Uma juíza federal dos Estados Unidos impediu, nesta quinta-feira (3), a aplicação de uma ordem executiva do presidente Donald Trump que limitava os requisitos para a obtenção da cidadania por nascimento. A decisão atende a um recurso de grupos de defesa dos direitos humanos contra a medida publicada em 6 de agosto.
A juíza distrital Deborah Boardman emitiu a ordem judicial preliminar em Maryland. No documento de 35 páginas, a magistrada afirmou que a norma do governo é quase com toda a certeza inconstitucional e citou que a Suprema Corte dos Estados Unidos já havia decidido que crianças da classe certificada são cidadãos por nascimento.

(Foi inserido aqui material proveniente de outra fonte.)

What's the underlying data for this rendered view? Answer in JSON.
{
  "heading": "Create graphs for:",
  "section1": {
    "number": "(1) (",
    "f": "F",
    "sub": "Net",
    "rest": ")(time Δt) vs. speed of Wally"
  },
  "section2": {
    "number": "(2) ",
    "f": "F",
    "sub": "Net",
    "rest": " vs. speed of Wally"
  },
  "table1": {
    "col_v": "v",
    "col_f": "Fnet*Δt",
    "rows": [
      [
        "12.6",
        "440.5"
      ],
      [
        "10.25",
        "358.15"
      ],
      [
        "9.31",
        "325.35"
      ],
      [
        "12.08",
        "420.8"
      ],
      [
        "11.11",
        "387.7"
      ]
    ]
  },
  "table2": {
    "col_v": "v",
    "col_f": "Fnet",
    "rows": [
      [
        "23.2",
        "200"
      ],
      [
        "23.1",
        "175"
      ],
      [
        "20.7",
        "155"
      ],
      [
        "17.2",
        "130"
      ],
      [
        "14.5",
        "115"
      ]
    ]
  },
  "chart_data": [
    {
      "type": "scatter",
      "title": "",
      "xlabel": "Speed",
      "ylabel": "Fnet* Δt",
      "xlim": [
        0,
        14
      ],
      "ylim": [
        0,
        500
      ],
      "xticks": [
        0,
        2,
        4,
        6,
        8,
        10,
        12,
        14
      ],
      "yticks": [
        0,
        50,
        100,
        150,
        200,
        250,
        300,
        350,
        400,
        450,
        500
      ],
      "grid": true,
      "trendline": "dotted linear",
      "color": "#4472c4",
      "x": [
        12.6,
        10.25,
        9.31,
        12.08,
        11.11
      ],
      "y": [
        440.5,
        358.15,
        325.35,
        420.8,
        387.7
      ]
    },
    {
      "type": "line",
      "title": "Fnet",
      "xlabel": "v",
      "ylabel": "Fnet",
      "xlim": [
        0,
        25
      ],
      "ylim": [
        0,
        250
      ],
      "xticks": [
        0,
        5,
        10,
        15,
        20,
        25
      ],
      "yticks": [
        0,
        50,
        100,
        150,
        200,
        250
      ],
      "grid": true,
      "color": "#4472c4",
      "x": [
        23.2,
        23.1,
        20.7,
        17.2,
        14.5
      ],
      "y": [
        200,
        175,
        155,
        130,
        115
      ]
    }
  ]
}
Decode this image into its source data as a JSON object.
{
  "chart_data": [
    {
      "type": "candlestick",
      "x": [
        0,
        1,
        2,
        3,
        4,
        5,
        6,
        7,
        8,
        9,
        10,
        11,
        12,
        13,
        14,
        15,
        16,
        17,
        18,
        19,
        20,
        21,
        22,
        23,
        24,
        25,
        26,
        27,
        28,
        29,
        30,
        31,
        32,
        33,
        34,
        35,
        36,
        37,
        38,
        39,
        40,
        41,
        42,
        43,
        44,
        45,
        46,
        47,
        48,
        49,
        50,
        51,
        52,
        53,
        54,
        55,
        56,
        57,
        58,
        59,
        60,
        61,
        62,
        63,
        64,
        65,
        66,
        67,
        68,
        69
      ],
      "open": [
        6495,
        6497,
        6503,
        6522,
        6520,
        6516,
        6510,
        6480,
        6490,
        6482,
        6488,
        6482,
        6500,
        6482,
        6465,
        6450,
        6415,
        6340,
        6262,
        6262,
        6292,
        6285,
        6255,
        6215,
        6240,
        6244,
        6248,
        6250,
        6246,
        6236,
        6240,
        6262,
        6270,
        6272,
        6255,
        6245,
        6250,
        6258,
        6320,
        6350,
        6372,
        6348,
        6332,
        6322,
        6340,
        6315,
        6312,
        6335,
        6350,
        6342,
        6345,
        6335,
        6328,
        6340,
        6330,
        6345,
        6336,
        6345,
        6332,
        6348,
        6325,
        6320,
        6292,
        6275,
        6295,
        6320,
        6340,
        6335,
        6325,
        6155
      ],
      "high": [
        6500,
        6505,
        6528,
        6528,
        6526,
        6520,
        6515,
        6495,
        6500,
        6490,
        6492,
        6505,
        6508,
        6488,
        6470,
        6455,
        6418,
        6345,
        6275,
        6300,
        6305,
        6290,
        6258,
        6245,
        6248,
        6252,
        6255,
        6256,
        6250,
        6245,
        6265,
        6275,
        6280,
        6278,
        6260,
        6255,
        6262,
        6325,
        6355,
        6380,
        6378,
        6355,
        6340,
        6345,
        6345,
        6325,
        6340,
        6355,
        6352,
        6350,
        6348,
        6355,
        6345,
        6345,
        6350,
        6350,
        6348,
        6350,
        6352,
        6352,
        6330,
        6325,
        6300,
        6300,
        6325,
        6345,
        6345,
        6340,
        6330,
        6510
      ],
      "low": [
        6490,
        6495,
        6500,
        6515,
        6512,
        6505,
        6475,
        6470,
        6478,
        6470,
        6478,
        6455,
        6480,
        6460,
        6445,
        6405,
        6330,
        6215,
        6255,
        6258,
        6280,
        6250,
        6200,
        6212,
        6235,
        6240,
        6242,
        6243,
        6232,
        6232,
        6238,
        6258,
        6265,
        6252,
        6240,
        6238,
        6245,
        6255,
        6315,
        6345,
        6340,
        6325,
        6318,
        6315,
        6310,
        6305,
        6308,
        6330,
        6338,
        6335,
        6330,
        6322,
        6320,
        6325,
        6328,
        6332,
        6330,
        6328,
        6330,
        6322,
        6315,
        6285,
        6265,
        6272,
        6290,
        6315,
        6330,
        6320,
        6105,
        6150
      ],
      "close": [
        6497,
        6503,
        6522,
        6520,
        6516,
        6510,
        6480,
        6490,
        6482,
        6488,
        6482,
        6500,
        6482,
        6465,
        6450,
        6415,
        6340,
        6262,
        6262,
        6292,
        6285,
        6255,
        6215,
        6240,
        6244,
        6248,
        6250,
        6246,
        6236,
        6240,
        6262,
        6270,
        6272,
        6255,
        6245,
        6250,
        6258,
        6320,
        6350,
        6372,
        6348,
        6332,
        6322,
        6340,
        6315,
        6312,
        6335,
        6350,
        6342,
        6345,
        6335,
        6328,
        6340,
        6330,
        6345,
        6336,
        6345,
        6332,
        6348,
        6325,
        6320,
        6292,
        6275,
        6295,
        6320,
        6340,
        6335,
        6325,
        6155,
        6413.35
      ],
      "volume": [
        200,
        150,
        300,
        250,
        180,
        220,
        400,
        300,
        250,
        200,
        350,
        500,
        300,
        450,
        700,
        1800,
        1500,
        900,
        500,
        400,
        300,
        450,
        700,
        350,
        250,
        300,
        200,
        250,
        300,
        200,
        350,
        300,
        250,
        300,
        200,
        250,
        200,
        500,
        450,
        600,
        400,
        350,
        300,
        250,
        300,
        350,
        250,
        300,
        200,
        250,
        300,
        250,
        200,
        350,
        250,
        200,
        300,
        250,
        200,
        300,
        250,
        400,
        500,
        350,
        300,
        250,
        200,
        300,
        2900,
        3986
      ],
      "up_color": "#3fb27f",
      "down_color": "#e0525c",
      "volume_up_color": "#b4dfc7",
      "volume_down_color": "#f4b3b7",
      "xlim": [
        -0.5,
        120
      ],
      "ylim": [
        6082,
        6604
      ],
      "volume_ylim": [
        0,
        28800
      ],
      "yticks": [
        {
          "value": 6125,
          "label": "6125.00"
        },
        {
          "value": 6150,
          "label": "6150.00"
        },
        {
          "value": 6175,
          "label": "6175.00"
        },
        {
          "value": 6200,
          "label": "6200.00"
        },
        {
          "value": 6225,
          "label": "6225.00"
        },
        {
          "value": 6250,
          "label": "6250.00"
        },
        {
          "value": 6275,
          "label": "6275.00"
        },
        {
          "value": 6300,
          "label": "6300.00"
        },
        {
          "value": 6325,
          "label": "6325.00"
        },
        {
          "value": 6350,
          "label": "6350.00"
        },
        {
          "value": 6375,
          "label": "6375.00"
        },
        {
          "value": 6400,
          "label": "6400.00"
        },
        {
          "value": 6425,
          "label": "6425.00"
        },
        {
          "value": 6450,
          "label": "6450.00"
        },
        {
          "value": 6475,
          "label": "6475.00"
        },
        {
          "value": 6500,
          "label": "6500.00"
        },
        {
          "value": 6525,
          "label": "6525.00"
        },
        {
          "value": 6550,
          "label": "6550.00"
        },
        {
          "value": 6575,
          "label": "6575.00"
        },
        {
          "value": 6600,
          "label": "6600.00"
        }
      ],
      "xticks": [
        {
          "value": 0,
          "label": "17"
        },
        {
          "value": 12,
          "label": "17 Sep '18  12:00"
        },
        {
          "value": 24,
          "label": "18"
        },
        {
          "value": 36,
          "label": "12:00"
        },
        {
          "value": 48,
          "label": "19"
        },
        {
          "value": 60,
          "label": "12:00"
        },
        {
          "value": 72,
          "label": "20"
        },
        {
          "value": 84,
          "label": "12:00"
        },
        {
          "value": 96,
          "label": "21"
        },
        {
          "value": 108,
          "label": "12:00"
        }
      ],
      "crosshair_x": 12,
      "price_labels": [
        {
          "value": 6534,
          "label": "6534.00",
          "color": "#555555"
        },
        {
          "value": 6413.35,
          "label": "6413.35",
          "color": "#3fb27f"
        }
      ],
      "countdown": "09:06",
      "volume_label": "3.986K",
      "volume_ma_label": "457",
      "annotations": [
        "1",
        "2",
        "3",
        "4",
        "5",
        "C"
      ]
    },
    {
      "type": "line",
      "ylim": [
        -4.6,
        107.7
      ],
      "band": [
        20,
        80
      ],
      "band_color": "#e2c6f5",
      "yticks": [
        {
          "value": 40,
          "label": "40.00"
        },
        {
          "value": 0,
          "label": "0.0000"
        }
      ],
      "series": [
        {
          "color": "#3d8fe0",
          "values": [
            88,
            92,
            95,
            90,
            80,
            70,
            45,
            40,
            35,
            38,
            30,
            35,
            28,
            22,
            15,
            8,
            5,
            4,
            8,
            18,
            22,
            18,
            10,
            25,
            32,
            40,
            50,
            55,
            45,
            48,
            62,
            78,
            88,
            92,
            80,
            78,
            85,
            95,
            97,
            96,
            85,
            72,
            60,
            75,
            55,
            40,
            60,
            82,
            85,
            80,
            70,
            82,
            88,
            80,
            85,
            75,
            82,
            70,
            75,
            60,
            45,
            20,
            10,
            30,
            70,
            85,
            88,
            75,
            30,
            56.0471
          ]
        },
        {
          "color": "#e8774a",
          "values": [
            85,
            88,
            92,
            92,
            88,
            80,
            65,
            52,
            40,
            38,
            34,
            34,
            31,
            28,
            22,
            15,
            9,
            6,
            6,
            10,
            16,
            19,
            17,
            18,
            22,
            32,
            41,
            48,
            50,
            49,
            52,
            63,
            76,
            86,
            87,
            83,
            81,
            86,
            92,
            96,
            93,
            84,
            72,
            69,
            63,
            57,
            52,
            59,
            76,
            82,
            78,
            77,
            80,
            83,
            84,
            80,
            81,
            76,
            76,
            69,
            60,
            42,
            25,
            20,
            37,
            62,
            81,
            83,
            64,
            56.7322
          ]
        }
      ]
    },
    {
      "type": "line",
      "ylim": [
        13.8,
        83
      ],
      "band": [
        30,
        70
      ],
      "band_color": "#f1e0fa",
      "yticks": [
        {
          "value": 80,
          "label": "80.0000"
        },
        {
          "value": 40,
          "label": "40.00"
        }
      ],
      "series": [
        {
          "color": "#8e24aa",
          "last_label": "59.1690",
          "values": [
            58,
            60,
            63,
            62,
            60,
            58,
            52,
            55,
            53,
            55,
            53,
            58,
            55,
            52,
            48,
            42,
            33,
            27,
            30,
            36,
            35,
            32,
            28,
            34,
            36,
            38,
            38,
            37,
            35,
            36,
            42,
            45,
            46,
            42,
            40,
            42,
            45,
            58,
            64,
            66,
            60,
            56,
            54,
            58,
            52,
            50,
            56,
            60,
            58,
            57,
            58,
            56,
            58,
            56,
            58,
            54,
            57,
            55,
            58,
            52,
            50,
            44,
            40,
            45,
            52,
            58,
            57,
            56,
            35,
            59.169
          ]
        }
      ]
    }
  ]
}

A ordem de Trump era voltada para pessoas que entram no território americano com vistos de turismo, mas teriam a intenção real de dar à luz para garantir a nacionalidade aos filhos.
Shana Khader, diretora jurídica da organização We Are CASA, disse que o governo perdeu a disputa no tribunal, na Suprema Corte e novamente nesta quinta-feira. A entidade tem sede em Maryland.
Em tentativa anterior, o presidente declarou que crianças nascidas de pais sem documentos ou com vistos temporários não seriam automaticamente cidadãs americanas. A medida foi barrada por tribunais de primeira instância e pela Suprema Corte, que basearam a decisão na 14ª emenda da Constituição.
As ações para restringir a cidadania integram um plano maior do governo para limitar a imigração. O projeto inclui a expulsão de milhões de migrantes sem documentos e o fim de proteções contra deportação para cidadãos de mais de 10 países.